Par un hasard miraculeux, où il faut reconnaître la nécessité qui conduit les plus forts désirs à leur accomplissement, Nicolas Philibert a rencontré à La Borde son propre projet de cinéma à pied d'oeuvre. Cet été là, dans le parc de la clinique, comme chaque année, on montait une pièce de théâtre, Opérette de Witold Gombrowicz, une joyeuse fantaisie à laquelle tout le monde était invité à prendre part. En filmant les répétitions et une partie de la représentation, Nicolas Philibert s'est retrouvé au cœur même de ce travail de la présentation, qui est l'enjeu de son geste de cinéaste. S'approprier un texte, articuler ses mots, veiller au moment de la réplique, synchroniser ses gestes sur le rythme de la musique pour frapper un tambourin, tout mène, dans cet effort collectif, à l'inscription de chacun dans le présent, à sa domination du moment où, comme on dit au théâtre, c'est à lui. Le plus beau, c'est que cette présence, qui éloigne le spectre de la folie à tel point qu'on ne distingue bien souvent pas les patients des soignants, il est alors possible d'en jouer, de la risquer à cette liberté de l'imaginaire où elle rejoint l'autre, le personnage de fiction comme celui qui en savoure le spectacle.
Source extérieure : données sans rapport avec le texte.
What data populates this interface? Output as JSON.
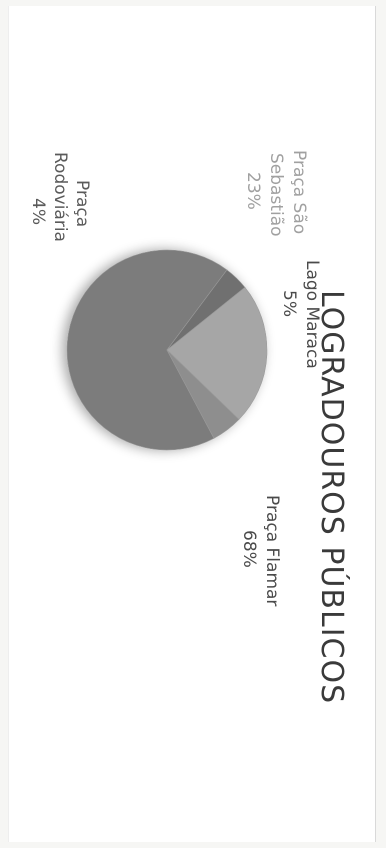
{
  "colors": {
    "page": "#ffffff",
    "text_dark": "#3a3a3a",
    "text_light": "#9a9a9a",
    "slice_flamar": "#7b7b7b",
    "slice_sebastiao": "#a6a6a6",
    "slice_maraca": "#8e8e8e",
    "slice_rodoviaria": "#6f6f6f"
  },
  "chart_data": {
    "type": "pie",
    "title": "LOGRADOUROS PÚBLICOS",
    "slices": [
      {
        "label": "Praça Flamar",
        "percent_label": "68%",
        "value": 68
      },
      {
        "label": "Praça Rodoviária",
        "percent_label": "4%",
        "value": 4
      },
      {
        "label": "Praça São Sebastião",
        "percent_label": "23%",
        "value": 23
      },
      {
        "label": "Lago Maraca",
        "percent_label": "5%",
        "value": 5
      }
    ]
  }
}
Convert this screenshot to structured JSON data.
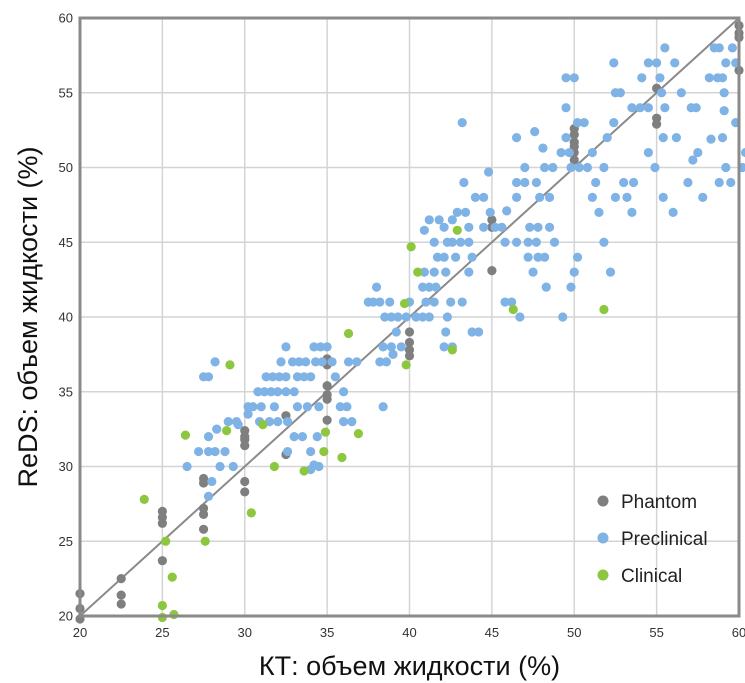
{
  "chart_data": {
    "type": "scatter",
    "title": "",
    "xlabel": "КТ: объем жидкости (%)",
    "ylabel": "ReDS: объем жидкости (%)",
    "xlim": [
      20,
      60
    ],
    "ylim": [
      20,
      60
    ],
    "xticks": [
      "20",
      "25",
      "30",
      "35",
      "40",
      "45",
      "50",
      "55",
      "60"
    ],
    "yticks": [
      "20",
      "25",
      "30",
      "35",
      "40",
      "45",
      "50",
      "55",
      "60"
    ],
    "grid": true,
    "identity_line": true,
    "legend_position": "bottom-right",
    "series": [
      {
        "name": "Phantom",
        "color": "#7f7f7f",
        "points": [
          [
            20,
            21.5
          ],
          [
            20,
            20.5
          ],
          [
            20,
            19.8
          ],
          [
            22.5,
            22.5
          ],
          [
            22.5,
            21.4
          ],
          [
            22.5,
            20.8
          ],
          [
            25,
            27
          ],
          [
            25,
            26.6
          ],
          [
            25,
            26.2
          ],
          [
            25,
            23.7
          ],
          [
            27.5,
            27.2
          ],
          [
            27.5,
            26.8
          ],
          [
            27.5,
            25.8
          ],
          [
            27.5,
            29.2
          ],
          [
            27.5,
            28.9
          ],
          [
            30,
            32.4
          ],
          [
            30,
            32
          ],
          [
            30,
            31.8
          ],
          [
            30,
            31.4
          ],
          [
            30,
            29
          ],
          [
            30,
            28.3
          ],
          [
            32.5,
            33.4
          ],
          [
            32.5,
            30.8
          ],
          [
            35,
            37.2
          ],
          [
            35,
            36.8
          ],
          [
            35,
            35.4
          ],
          [
            35,
            34.8
          ],
          [
            35,
            34.5
          ],
          [
            35,
            33.1
          ],
          [
            40,
            39
          ],
          [
            40,
            38.3
          ],
          [
            40,
            37.8
          ],
          [
            40,
            37.4
          ],
          [
            45,
            46.5
          ],
          [
            45,
            46
          ],
          [
            45,
            43.1
          ],
          [
            50,
            52.6
          ],
          [
            50,
            52.2
          ],
          [
            50,
            51.7
          ],
          [
            50,
            51.4
          ],
          [
            50,
            51
          ],
          [
            50,
            50.5
          ],
          [
            55,
            55.3
          ],
          [
            55,
            53.3
          ],
          [
            55,
            52.9
          ],
          [
            60,
            59.5
          ],
          [
            60,
            59
          ],
          [
            60,
            58.7
          ],
          [
            60,
            56.5
          ]
        ]
      },
      {
        "name": "Preclinical",
        "color": "#7fb2e5",
        "points": [
          [
            26.5,
            30
          ],
          [
            27.2,
            31
          ],
          [
            27.8,
            31
          ],
          [
            28.2,
            31
          ],
          [
            28.8,
            31
          ],
          [
            27.8,
            32
          ],
          [
            28.3,
            32.5
          ],
          [
            29,
            33
          ],
          [
            29.5,
            33
          ],
          [
            30.2,
            33.5
          ],
          [
            28.5,
            30
          ],
          [
            29.3,
            30
          ],
          [
            27.8,
            28
          ],
          [
            28,
            29
          ],
          [
            27.5,
            36
          ],
          [
            27.8,
            36
          ],
          [
            28.2,
            37
          ],
          [
            30.5,
            34
          ],
          [
            30.8,
            35
          ],
          [
            31.2,
            35
          ],
          [
            31.6,
            35
          ],
          [
            32,
            35
          ],
          [
            32.5,
            35
          ],
          [
            33,
            35
          ],
          [
            31.3,
            36
          ],
          [
            31.7,
            36
          ],
          [
            32.1,
            36
          ],
          [
            32.5,
            36
          ],
          [
            33.2,
            36
          ],
          [
            33.6,
            36
          ],
          [
            34,
            36
          ],
          [
            32.2,
            37
          ],
          [
            32.9,
            37
          ],
          [
            33.3,
            37
          ],
          [
            33.7,
            37
          ],
          [
            34.3,
            37
          ],
          [
            34.7,
            37
          ],
          [
            35.3,
            37
          ],
          [
            32.5,
            38
          ],
          [
            34.2,
            38
          ],
          [
            34.6,
            38
          ],
          [
            35,
            38
          ],
          [
            31,
            34
          ],
          [
            31.8,
            34
          ],
          [
            33.2,
            34
          ],
          [
            33.8,
            34
          ],
          [
            34.5,
            34
          ],
          [
            35.8,
            34
          ],
          [
            30.2,
            34
          ],
          [
            29.6,
            32.8
          ],
          [
            30.9,
            33
          ],
          [
            31.5,
            33
          ],
          [
            32,
            33
          ],
          [
            32.6,
            33
          ],
          [
            33,
            32
          ],
          [
            33.5,
            32
          ],
          [
            34.4,
            32
          ],
          [
            32.6,
            31
          ],
          [
            34,
            31
          ],
          [
            34.5,
            30
          ],
          [
            34,
            29.8
          ],
          [
            34.2,
            30.1
          ],
          [
            35.5,
            36
          ],
          [
            36,
            35
          ],
          [
            36.2,
            34
          ],
          [
            36.5,
            33
          ],
          [
            36,
            33
          ],
          [
            36.3,
            37
          ],
          [
            36.8,
            37
          ],
          [
            37.5,
            41
          ],
          [
            37.8,
            41
          ],
          [
            38.2,
            41
          ],
          [
            38.8,
            41
          ],
          [
            38,
            42
          ],
          [
            38.5,
            40
          ],
          [
            38.9,
            40
          ],
          [
            39.2,
            39
          ],
          [
            39.3,
            40
          ],
          [
            39.8,
            40
          ],
          [
            38.4,
            38
          ],
          [
            38.9,
            38
          ],
          [
            38.2,
            37
          ],
          [
            38.6,
            37
          ],
          [
            38.4,
            34
          ],
          [
            39,
            37.5
          ],
          [
            39.5,
            38
          ],
          [
            40.4,
            40
          ],
          [
            40.8,
            40
          ],
          [
            41.2,
            40
          ],
          [
            41,
            41
          ],
          [
            41.5,
            41
          ],
          [
            40.8,
            42
          ],
          [
            41.2,
            42
          ],
          [
            41.6,
            42
          ],
          [
            40.9,
            43
          ],
          [
            41.5,
            43
          ],
          [
            42.2,
            43
          ],
          [
            41.7,
            44
          ],
          [
            42.1,
            44
          ],
          [
            42.8,
            44
          ],
          [
            41.5,
            45
          ],
          [
            42.3,
            45
          ],
          [
            42.6,
            45
          ],
          [
            43.1,
            45
          ],
          [
            43.6,
            45
          ],
          [
            42.1,
            46
          ],
          [
            41.2,
            46.5
          ],
          [
            41.8,
            46.5
          ],
          [
            42.6,
            46.5
          ],
          [
            42.9,
            47
          ],
          [
            43.4,
            47
          ],
          [
            43.6,
            46
          ],
          [
            42.5,
            41
          ],
          [
            43.2,
            41
          ],
          [
            42.3,
            40
          ],
          [
            42.2,
            39
          ],
          [
            42.6,
            38
          ],
          [
            42.1,
            38
          ],
          [
            43.8,
            39
          ],
          [
            44.2,
            39
          ],
          [
            43.8,
            44
          ],
          [
            43.6,
            43
          ],
          [
            43.3,
            49
          ],
          [
            44,
            48
          ],
          [
            44.5,
            48
          ],
          [
            44.9,
            47
          ],
          [
            44.5,
            46
          ],
          [
            45.2,
            46
          ],
          [
            45.6,
            46
          ],
          [
            45.8,
            45
          ],
          [
            46.5,
            45
          ],
          [
            47.2,
            45
          ],
          [
            47.7,
            45
          ],
          [
            47.2,
            44
          ],
          [
            47.8,
            44
          ],
          [
            46.5,
            49
          ],
          [
            47,
            49
          ],
          [
            47.7,
            49
          ],
          [
            47.9,
            48
          ],
          [
            48.5,
            48
          ],
          [
            47.3,
            46
          ],
          [
            47.8,
            46
          ],
          [
            48.5,
            46
          ],
          [
            48.8,
            45
          ],
          [
            48.2,
            44
          ],
          [
            48.3,
            42
          ],
          [
            47.5,
            43
          ],
          [
            46.7,
            40
          ],
          [
            46.2,
            41
          ],
          [
            45.8,
            41
          ],
          [
            46.5,
            48
          ],
          [
            47,
            50
          ],
          [
            46.5,
            52
          ],
          [
            48.2,
            50
          ],
          [
            48.7,
            50
          ],
          [
            49.2,
            51
          ],
          [
            49.7,
            51
          ],
          [
            49.8,
            50
          ],
          [
            50.3,
            50
          ],
          [
            50.8,
            50
          ],
          [
            51.1,
            51
          ],
          [
            49.5,
            52
          ],
          [
            50.2,
            53
          ],
          [
            50.6,
            53
          ],
          [
            49.5,
            54
          ],
          [
            49.5,
            56
          ],
          [
            50,
            56
          ],
          [
            51.3,
            49
          ],
          [
            51.1,
            48
          ],
          [
            51.5,
            47
          ],
          [
            51.8,
            50
          ],
          [
            52,
            52
          ],
          [
            52.4,
            53
          ],
          [
            52.5,
            55
          ],
          [
            52.8,
            55
          ],
          [
            52.4,
            57
          ],
          [
            53.5,
            54
          ],
          [
            54,
            54
          ],
          [
            54.5,
            54
          ],
          [
            54.1,
            56
          ],
          [
            54.5,
            57
          ],
          [
            55,
            57
          ],
          [
            55.2,
            56
          ],
          [
            55.5,
            58
          ],
          [
            55.5,
            54
          ],
          [
            55.4,
            52
          ],
          [
            56.1,
            57
          ],
          [
            56.5,
            55
          ],
          [
            57.1,
            54
          ],
          [
            57.4,
            54
          ],
          [
            58.2,
            56
          ],
          [
            58.7,
            56
          ],
          [
            59,
            56
          ],
          [
            59.1,
            55
          ],
          [
            59.2,
            57
          ],
          [
            59.6,
            58
          ],
          [
            59.8,
            57
          ],
          [
            58.5,
            58
          ],
          [
            58.8,
            58
          ],
          [
            59,
            52
          ],
          [
            59.8,
            53
          ],
          [
            59.2,
            50
          ],
          [
            59.5,
            49
          ],
          [
            60.2,
            50
          ],
          [
            60.4,
            51
          ],
          [
            58.8,
            49
          ],
          [
            57.5,
            51
          ],
          [
            57.2,
            50.5
          ],
          [
            56.9,
            49
          ],
          [
            56,
            47
          ],
          [
            55.4,
            48
          ],
          [
            54.5,
            51
          ],
          [
            54.9,
            50
          ],
          [
            53,
            49
          ],
          [
            53.2,
            48
          ],
          [
            53.5,
            47
          ],
          [
            51.8,
            45
          ],
          [
            50.2,
            44
          ],
          [
            50,
            43
          ],
          [
            49.8,
            42
          ],
          [
            49.3,
            40
          ],
          [
            52.2,
            43
          ],
          [
            52.5,
            48
          ],
          [
            53.6,
            49
          ],
          [
            55.3,
            55
          ],
          [
            56.2,
            52
          ],
          [
            57.8,
            48
          ],
          [
            59.1,
            53.8
          ],
          [
            58.3,
            51.9
          ],
          [
            48.1,
            51.3
          ],
          [
            47.6,
            52.4
          ],
          [
            45.9,
            47.1
          ],
          [
            44.8,
            49.7
          ],
          [
            43.2,
            53
          ],
          [
            40.9,
            45.8
          ],
          [
            40,
            41
          ]
        ]
      },
      {
        "name": "Clinical",
        "color": "#8dc63f",
        "points": [
          [
            23.9,
            27.8
          ],
          [
            25,
            19.9
          ],
          [
            25,
            20.7
          ],
          [
            25.2,
            25
          ],
          [
            25.6,
            22.6
          ],
          [
            25.7,
            20.1
          ],
          [
            26.4,
            32.1
          ],
          [
            27.6,
            25
          ],
          [
            28.9,
            32.4
          ],
          [
            29.1,
            36.8
          ],
          [
            30.4,
            26.9
          ],
          [
            31.1,
            32.8
          ],
          [
            31.8,
            30
          ],
          [
            33.6,
            29.7
          ],
          [
            34.8,
            31
          ],
          [
            34.9,
            32.3
          ],
          [
            35.9,
            30.6
          ],
          [
            36.3,
            38.9
          ],
          [
            36.9,
            32.2
          ],
          [
            39.8,
            36.8
          ],
          [
            39.7,
            40.9
          ],
          [
            40.1,
            44.7
          ],
          [
            40.5,
            43
          ],
          [
            42.6,
            37.8
          ],
          [
            42.9,
            45.8
          ],
          [
            46.3,
            40.5
          ],
          [
            51.8,
            40.5
          ]
        ]
      }
    ]
  }
}
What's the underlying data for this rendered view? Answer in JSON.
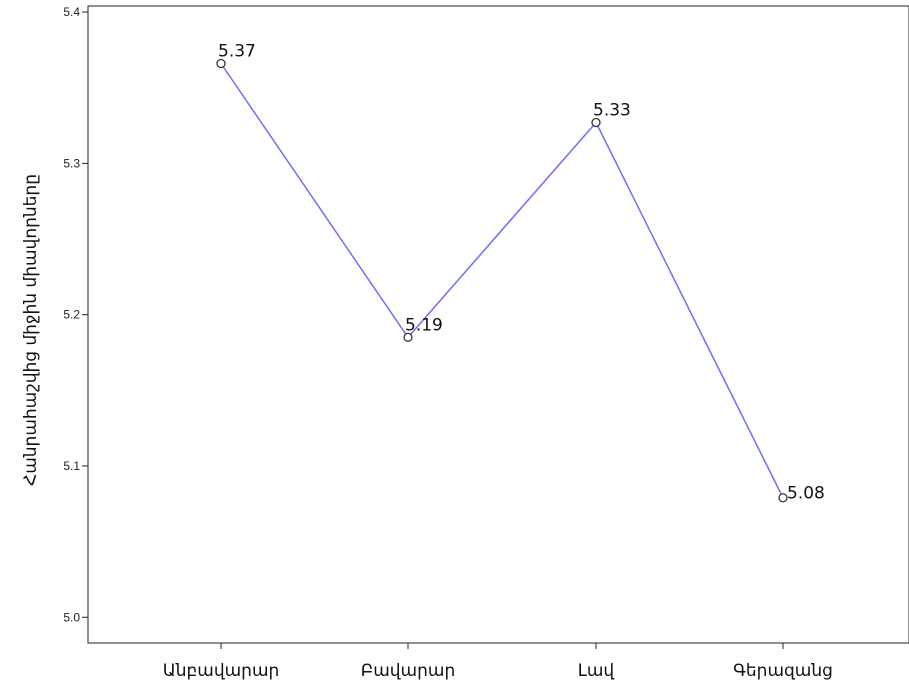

Nicolas Philibert filme cela comme un plaisir vital, bien au delà de la mesure du bénéfice thérapeutique : La Moindre des choses est aussi un jour de fête et de joie, peuplé de figures qui ont le pouvoir d'être burlesques sans qu'on rie à leurs dépens, parce que dans le rire c'est le propre de l'homme que met en exergue le regard de Philibert, et pas la singulière bizarrerie de la folie. La pièce de Gombrowicz l'y aide beaucoup   « très adaptée à La Borde ou alors très bien traduite », comme dit Michel. Ce texte d'esprit quasi surréaliste, le cinéaste ne s'en sert cependant pas comme d'un prétexte à l'extravagance, au délire rassurant (car estampillé littéraire, culturel), mais comme d'une chambre d'écho à sa propre investigation du monde, faisant résonner, sur un plan du château de La Borde, cette phrase d' Opérette qui semble le sésame de tous ses films :« Quand les choses humaines sont à l'étroit dans les mots, le langage explose ». La Moindre des choses vient après cette explosion, et donne toute sa mesure à la recomposition de la vérité humaine qu'elle appelle. La plus belle des choses offertes au cinéma depuis longtemps.